Our book, Decision Science for Housing and Community Development: Localized and Evidence‐Based Responses to Distressed Housing and Blighted Communities, represents a breakthrough in the theory and practice of Operations Research/Management Science (OR/MS) by examining, testing and demonstrating the ways OR/MS can be applied to critical and vexing societal problems that are resistant to centrally developed solutions. These problems can only be solved by putting local communities at the center of the process. Our analysis uses a mixed-methods, community-engaged decision modeling approach to a contemporary issue in urban affairs: the late-2000s housing foreclosure crisis that resulted in losses of millions of homes and trillions of dollars in equity.
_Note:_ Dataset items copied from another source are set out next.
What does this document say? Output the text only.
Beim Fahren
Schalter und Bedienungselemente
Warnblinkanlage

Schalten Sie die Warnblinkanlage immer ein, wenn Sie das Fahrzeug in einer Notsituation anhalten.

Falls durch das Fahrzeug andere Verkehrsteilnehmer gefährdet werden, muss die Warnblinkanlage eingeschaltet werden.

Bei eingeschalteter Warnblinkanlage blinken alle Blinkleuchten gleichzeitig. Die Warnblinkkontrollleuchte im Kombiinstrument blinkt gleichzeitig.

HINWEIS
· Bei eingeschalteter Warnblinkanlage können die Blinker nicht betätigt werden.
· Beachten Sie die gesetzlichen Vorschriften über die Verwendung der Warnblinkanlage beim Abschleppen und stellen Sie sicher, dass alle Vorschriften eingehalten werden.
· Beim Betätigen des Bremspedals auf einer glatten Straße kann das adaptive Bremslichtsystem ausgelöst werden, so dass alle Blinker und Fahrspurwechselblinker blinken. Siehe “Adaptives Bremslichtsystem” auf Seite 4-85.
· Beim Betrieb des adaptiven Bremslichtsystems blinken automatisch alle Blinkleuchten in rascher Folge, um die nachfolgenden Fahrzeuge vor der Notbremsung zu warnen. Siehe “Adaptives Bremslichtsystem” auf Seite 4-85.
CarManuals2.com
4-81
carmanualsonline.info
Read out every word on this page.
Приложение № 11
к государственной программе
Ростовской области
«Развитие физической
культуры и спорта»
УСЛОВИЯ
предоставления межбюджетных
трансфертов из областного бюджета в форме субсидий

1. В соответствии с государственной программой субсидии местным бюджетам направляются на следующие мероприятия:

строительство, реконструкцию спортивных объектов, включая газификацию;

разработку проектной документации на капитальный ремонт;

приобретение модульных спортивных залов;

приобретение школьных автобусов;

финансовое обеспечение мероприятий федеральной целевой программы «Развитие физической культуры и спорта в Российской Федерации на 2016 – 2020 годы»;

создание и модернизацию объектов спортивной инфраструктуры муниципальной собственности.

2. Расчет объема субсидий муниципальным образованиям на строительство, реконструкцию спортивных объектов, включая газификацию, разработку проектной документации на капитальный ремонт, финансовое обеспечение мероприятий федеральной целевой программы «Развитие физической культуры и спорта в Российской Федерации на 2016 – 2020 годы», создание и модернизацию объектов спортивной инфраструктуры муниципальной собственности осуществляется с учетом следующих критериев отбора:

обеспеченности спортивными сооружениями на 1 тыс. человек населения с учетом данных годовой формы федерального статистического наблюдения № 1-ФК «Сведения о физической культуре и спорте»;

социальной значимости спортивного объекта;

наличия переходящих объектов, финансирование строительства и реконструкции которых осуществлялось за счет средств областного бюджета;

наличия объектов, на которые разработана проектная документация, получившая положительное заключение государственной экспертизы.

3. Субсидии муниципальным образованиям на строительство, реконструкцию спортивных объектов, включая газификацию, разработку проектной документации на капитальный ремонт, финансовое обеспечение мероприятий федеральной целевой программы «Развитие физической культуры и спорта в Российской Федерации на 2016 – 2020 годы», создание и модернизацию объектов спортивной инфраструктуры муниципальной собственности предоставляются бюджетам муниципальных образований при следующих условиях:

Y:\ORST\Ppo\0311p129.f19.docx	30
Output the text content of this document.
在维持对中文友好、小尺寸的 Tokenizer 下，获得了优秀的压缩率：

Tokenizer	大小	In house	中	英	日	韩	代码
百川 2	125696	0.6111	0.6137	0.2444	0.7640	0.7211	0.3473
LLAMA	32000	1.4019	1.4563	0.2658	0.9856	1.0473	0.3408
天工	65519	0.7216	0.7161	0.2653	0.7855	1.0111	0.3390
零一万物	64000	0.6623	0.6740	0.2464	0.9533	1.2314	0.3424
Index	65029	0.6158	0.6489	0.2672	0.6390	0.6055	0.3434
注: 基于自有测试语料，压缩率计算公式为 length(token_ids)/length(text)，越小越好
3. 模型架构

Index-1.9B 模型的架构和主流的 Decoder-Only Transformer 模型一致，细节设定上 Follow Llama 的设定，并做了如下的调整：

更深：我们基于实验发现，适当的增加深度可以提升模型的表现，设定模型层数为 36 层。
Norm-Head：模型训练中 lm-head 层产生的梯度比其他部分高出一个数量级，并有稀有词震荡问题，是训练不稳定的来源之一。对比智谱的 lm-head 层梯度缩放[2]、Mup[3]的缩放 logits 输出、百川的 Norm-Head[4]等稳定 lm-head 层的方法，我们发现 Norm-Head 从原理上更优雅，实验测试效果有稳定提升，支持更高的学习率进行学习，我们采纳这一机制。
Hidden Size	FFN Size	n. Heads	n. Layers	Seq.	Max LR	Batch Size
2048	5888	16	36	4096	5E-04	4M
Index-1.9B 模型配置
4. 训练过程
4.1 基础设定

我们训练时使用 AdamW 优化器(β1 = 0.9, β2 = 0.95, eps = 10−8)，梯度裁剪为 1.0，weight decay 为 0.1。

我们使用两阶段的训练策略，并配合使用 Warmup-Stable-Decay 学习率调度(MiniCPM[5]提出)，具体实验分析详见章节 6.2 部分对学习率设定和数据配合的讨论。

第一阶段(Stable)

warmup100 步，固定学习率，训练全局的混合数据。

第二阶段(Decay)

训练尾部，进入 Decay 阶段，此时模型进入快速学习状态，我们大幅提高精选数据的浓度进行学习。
This approach is unique in open literature regarding range of decision modeling strategies applied to a significant public-sector problem, and brings community-based operations research (CBOR) to the mainstream of OR/MS. It embodies a core value of cross-disciplinary collaboration that connects urban planning and urban affairs to practice, connects operations research and management science to housing and economic development, and enables analytic methods to provide real value to resource-constrained nonprofits.
Description and downloads available at http://www.wiley.com/WileyCDA/
The recent housing foreclosure crisis has had devastating impacts on individuals, communities, organizations and government. In response, several community development corporations (CDCs) have sought new ways to assist neighborhoods suffering from the myriad effects of high foreclosures, including neighborhood instability, increased vandalism and crime, lower property values, and economic disinvestment. This research project is particularly interested in the activities of community-based organizations that acquire and redevelop foreclosed properties to support neighborhood stabilization and revitalization. However, the costs of pursuing this strategy far exceed the resources available to typical CDCs. Thus, this project seeks to solve the following decision problem: What subset of a large number of available foreclosed properties should be acquired for neighborhood stabilization and revitalization? What activities should be pursued with which properties, when should they be pursued, and to what degree? The decision models we intend to develop will yield acquisition policies that are more efficient, effective, and equitable for CDCs and their community residents. Our goal is to develop theory, models and methods that benefit from the knowledge of practitioners while providing practitioners with novel tools and perspectives that enable them to better achieve their organizations’ missions.
Our project began in August 2010 with funding from the National Science Foundation. Our work was completed in 2015, with the publication of Decision Science for Housing and Community Development: Localized and Evidence‐Based Responses to Distressed Housing and Blighted Communities, by John Wiley & Sons, Inc.